Island Cup

One Year Anniversary

It seemed liked it was time to update the blog layout.

Also, last Thursday was my one-year anniversary of moving to Martha’s Vineyard!

This has been, to put it mildly, a very good year.

So I went through the assignments I’ve shot in the past twelve months and found the ones that I liked best and that I thought best represented a year on Martha’s Vineyard (hence there are no town meeting photos in here, despite being VERY representational, because I didn’t like the images as much). And when I finished, I realized that, in spite of all the summer events I cover, none of the photos were of tourists—they’re all of the year-round Vineyarders. Which is fitting, because it’s this group of people that I like covering the most. The well-known people visit here in the summer, but they get written about all the time. The people who gut out the offseason, when half the island shuts down and the population goes from 100,000 to 16,000—I think they’re much more interesting.

In the true spirit of the Vineyard Gazette, I’m publishing these in black-and-white, just like they appeared in print. The gallery is here:

I also went through the articles I wrote last year and found my favorites. The Harry Potter story features tourists, but otherwise, same deal. Most of the pieces are sports-related, since that’s my beat (it basically fell into my lap. I am a lucky, lucky person). The Island Cup remains my favorite assignment ever–thirteen hours–most of them spent on Nantucket–shooting and reporting, all made worth it when the Vineyard football team won and I finally got to write a victory story. Usually, the high-stakes sports stories start out on a positive note, like the winter teams advancing to the postseason, only to then end on a brutal heartbreaker.* Sometimes I write about ex-Olympians recovering from hockey injuries; sometimes I spend the entire day at the hockey arena (PDF). I get to cover field hockey coaches (PDF) and get crash courses in high school sailing (PDF).

And sometimes I just go knock on random people’s doors and ask them about Halloween on William Street.

But I use the word ‘get,’ not ‘have’ in all these cases because I really do feel so fortunate that I can help cover this community and give it its due. There’s so much more to Martha’s Vineyard than presidential visits and summer homes.

At the Northern Short Course workshop I attended last weekend, photographers were constantly driving home the point that you don’t have to travel the world to find a good story. They’re everywhere. Small stories from the small towns still matter, because they do what journalism is supposed to do: give a voice to people who might not otherwise get one.

This is a fantastic island, and this has been a fantastic year.

 

 

 

 

 

 

 

*To be fair, this piece won first place in the sports division (for weekly papers) at the New England Press Association awards, so the story ended up being not-so-brutal for me. But I really hope that this season I get to write a “We are [finally] the champions” piece about the tennis team.

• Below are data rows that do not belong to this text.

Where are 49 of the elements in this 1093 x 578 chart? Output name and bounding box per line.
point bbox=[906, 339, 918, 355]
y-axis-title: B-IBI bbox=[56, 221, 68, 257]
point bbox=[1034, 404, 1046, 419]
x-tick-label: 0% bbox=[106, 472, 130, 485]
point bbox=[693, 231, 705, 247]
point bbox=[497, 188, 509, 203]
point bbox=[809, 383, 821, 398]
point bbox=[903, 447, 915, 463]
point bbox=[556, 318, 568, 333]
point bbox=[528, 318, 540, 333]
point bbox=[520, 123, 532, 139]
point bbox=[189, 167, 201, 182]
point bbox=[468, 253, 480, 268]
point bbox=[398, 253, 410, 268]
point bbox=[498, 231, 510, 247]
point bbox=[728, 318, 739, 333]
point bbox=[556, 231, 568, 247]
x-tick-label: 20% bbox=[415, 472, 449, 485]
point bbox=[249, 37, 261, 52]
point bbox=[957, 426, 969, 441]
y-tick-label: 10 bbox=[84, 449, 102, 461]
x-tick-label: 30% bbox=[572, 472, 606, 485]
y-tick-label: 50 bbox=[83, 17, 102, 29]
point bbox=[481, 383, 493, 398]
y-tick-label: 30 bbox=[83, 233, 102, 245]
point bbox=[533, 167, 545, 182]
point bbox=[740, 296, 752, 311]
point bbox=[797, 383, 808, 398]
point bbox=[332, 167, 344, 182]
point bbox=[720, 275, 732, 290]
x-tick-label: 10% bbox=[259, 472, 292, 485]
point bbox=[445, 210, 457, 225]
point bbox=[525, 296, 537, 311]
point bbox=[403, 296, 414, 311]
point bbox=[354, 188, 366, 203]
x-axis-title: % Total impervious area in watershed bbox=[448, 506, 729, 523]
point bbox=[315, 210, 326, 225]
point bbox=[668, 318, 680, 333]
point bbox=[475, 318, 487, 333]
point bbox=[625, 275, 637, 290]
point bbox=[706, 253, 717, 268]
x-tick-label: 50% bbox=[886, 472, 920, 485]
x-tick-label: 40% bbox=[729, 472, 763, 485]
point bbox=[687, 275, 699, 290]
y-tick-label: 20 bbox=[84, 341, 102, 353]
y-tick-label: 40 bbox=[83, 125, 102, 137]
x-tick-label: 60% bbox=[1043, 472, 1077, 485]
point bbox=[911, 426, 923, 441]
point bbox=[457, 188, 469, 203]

The Island Cup: Getting There

Each year, the final game of the MVRHS high school football season is a matchup between Martha’s Vineyard and Nantucket–the “Islands” part of The Cape and Islands part of Massachusetts. The rivalry unofficially dates to the late forties, and officially became the Island Cup 33 years ago. The game site alternates between MVY and ACK (Nantucket has an odd airport code); this year, it was on Nantucket.

So on Saturday, I caught the fan boat–a Steamship Authority ferry boat chartered by the booster club specifically for this trip; I think there were about 400 passengers–over to Nantucket. I was pulling double-duty, reporting and photographing all three games (jr. high, JV, and varsity (although the latter is The Game), and was also working on a reporter’s notebook story about the fan boat itself.

It was a very long day (thirteen hours, if you include the time spent writing a web update after I got back on-Island).

But it was also a very awesome day, the kind of day that makes you love journalism even more than you already do because there are just so many stories all around.